We walked past a half dozen empty tables, pushed through a beaded curtain, and through another door into an outdoor garden with metal tables sheltered beneath a large canvas awning.
Herbalist So sat at one of the tables, an elegantly designed glass lamp in front of him. He wore a three-piece business suit and a huge wristwatch. A brand the PX never carried.
The neat young man with the umbrella disappeared. Shadows hovered beneath grinning demons carved into the stone-walled enclosure. Bodyguards.
I sat down in front of Herbalist So.
“You look good in that outfit,” I told him. “On Wall Street you’d fit right in.”
He stared at me for a moment, his lips tightening. “You’re drunk.”
“I had a couple of beers. Who wouldn’t after what I saw last night?”
“I’ll tell you who wouldn’t. A smart man wouldn’t.”
I let the insult sit for a while. The rain pattered against the canvas above us. I needed him. I wasn’t going to start an argument.
“You’re wasting your talents, Agent Sueño,” So said. “Stop drinking and you’ll become somebody. We Koreans always knew you were smarter than the other CID agents we’ve seen. You’ve learned our language, you keep your word, you do not bully Koreans or think you’re better than us. You don’t look down at the things we’ve had to do
since the war to make a living. All the other agents showed us nothing but false bravado and an inflated opinion of themselves. You have more than that.”
I didn’t particularly like being lectured by a thief. Sure, I drank more than I should, but that was my business.
“I may be a drunk,” I said, “but I’m not a thief.” I knew I’d lose his goodwill, but I was angry enough that I didn’t care.
He studied me. A chill ran through my body and it wasn’t from the cold wind. His eyes seemed to pinch into my soul.
I had been foolish. Maybe the men in the shadows didn’t understand English, but they certainly understood that their leader had been insulted. The loss of face would make Herbalist So harder to deal with. Maybe impossible to deal with.
“No,” the king of the slicky boys said softly. “You are not a thief, Agent Sueño. When you take money to do a job, you do it. Even if it results in death.”
I lowered my head. So was right. We all have our shortcomings. Mine were legion.
I knew I had to be contrite to get what I wanted. Especially now that I’d mouthed off.
“This man I hunt has killed three people already: the British soldier, a young kisaeng called Miss Ku, and a former student of nursing. I need your help to find him.”
“Yes. You do need my help. What do you want me to do?”
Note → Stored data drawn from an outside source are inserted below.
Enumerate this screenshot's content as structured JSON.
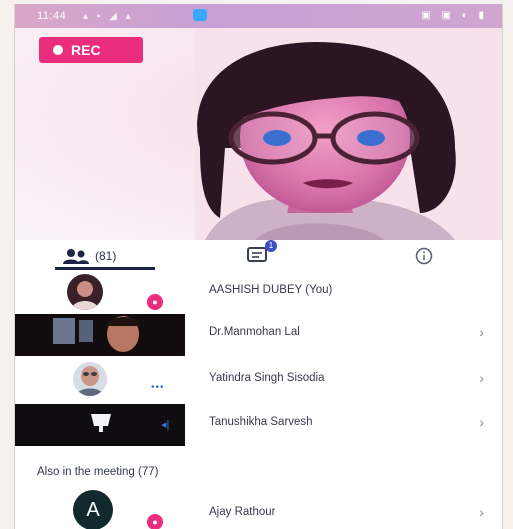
{
  "status_bar": {
    "time": "11:44"
  },
  "recording": {
    "label": "REC"
  },
  "tabs": {
    "participants_count": "(81)",
    "chat_unread": "1"
  },
  "participants": [
    {
      "name": "AASHISH DUBEY (You)"
    },
    {
      "name": "Dr.Manmohan Lal"
    },
    {
      "name": "Yatindra Singh Sisodia"
    },
    {
      "name": "Tanushikha Sarvesh"
    }
  ],
  "also_in_meeting": {
    "title": "Also in the meeting (77)",
    "people": [
      {
        "initial": "A",
        "name": "Ajay Rathour"
      }
    ]
  },
  "colors": {
    "rec": "#ea2e7d",
    "accent": "#1c2547",
    "badge": "#ea2e7d"
  },
  "icons": [
    "person-group-icon",
    "chat-icon",
    "info-icon",
    "chevron-right-icon",
    "mic-icon",
    "bell-icon"
  ]
}
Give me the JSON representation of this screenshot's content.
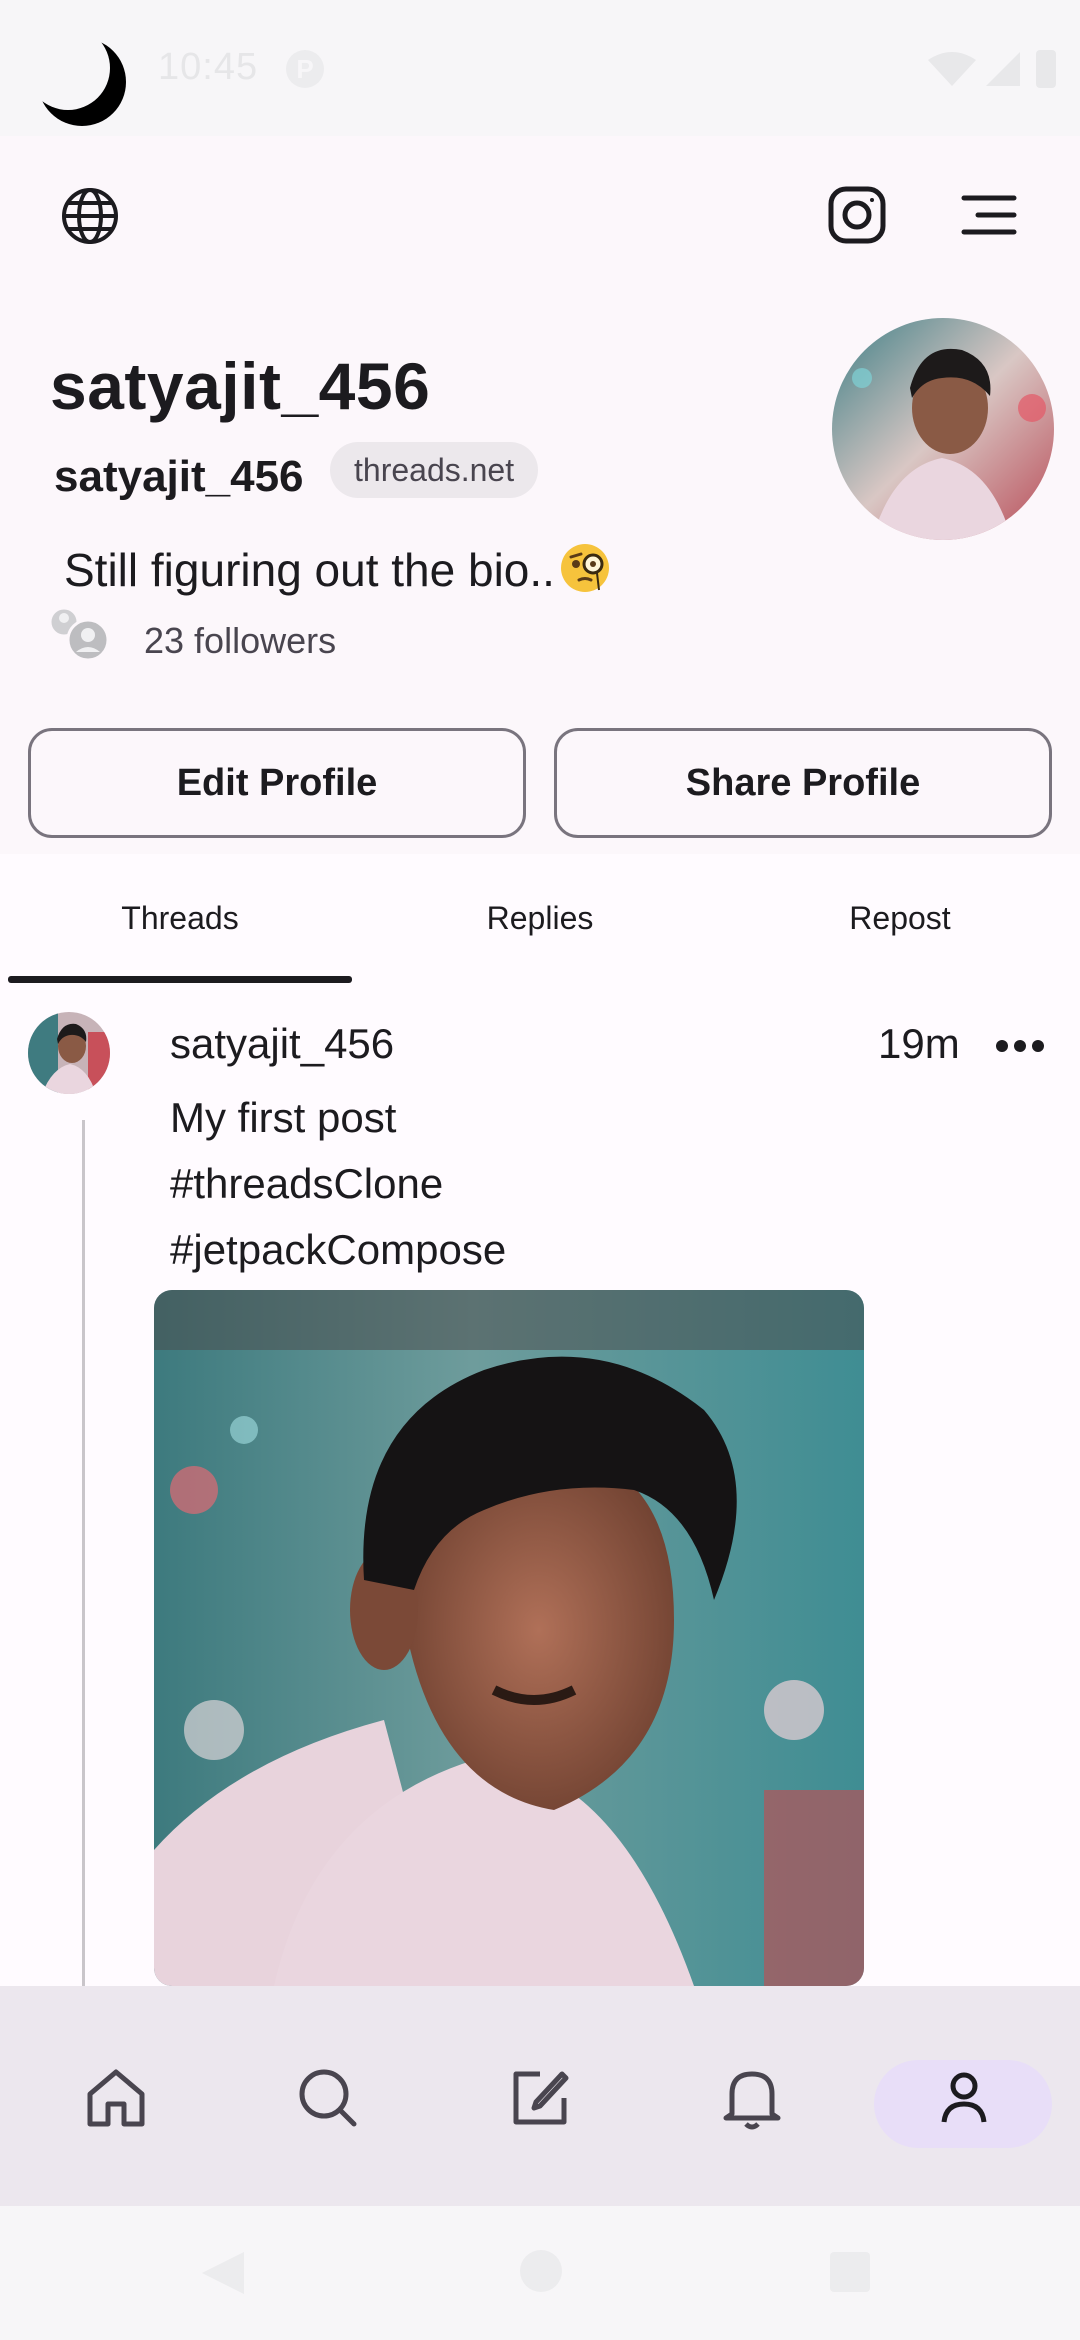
{
  "status_bar": {
    "time": "10:45",
    "notification_letter": "P"
  },
  "header": {
    "left_icon": "globe-icon",
    "right_icons": [
      "instagram-icon",
      "menu-icon"
    ]
  },
  "profile": {
    "display_name": "satyajit_456",
    "username": "satyajit_456",
    "domain_chip": "threads.net",
    "bio": "Still figuring out the bio..",
    "bio_emoji": "monocle-face-emoji",
    "followers": "23 followers",
    "edit_button": "Edit Profile",
    "share_button": "Share Profile"
  },
  "tabs": [
    {
      "label": "Threads",
      "active": true
    },
    {
      "label": "Replies",
      "active": false
    },
    {
      "label": "Repost",
      "active": false
    }
  ],
  "post": {
    "username": "satyajit_456",
    "time": "19m",
    "lines": [
      "My first post",
      "#threadsClone",
      "#jetpackCompose"
    ]
  },
  "bottom_nav": {
    "items": [
      "home-icon",
      "search-icon",
      "compose-icon",
      "notifications-icon",
      "profile-icon"
    ],
    "active": "profile-icon"
  },
  "colors": {
    "accent_pill": "#e8def8",
    "profile_background": "#fcf7fb",
    "nav_background": "#ece7ee"
  }
}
I told him about the print shop in Mukyo-dong and about the phony ration control plate we’d found there and how the owner had done business with the killer and claimed the man owed him money.
“I believe there’s more information inside the shop,” I told Herbalist So. “On the killer of these three people and his black market activities. Also I believe the owner knows more than he told me.”
“And you wish us to talk to him?”
“Yes. Meanwhile, I will be doing everything I can to identify some sort of renegade American from our files. But so far we have nothing to go on. No fingerprints, no name, no identification numbers. Only a vague description.”
“So this Miss Ku, the player of the kayagum, we led you to,” So asked, “she has been killed? And this nursing student?”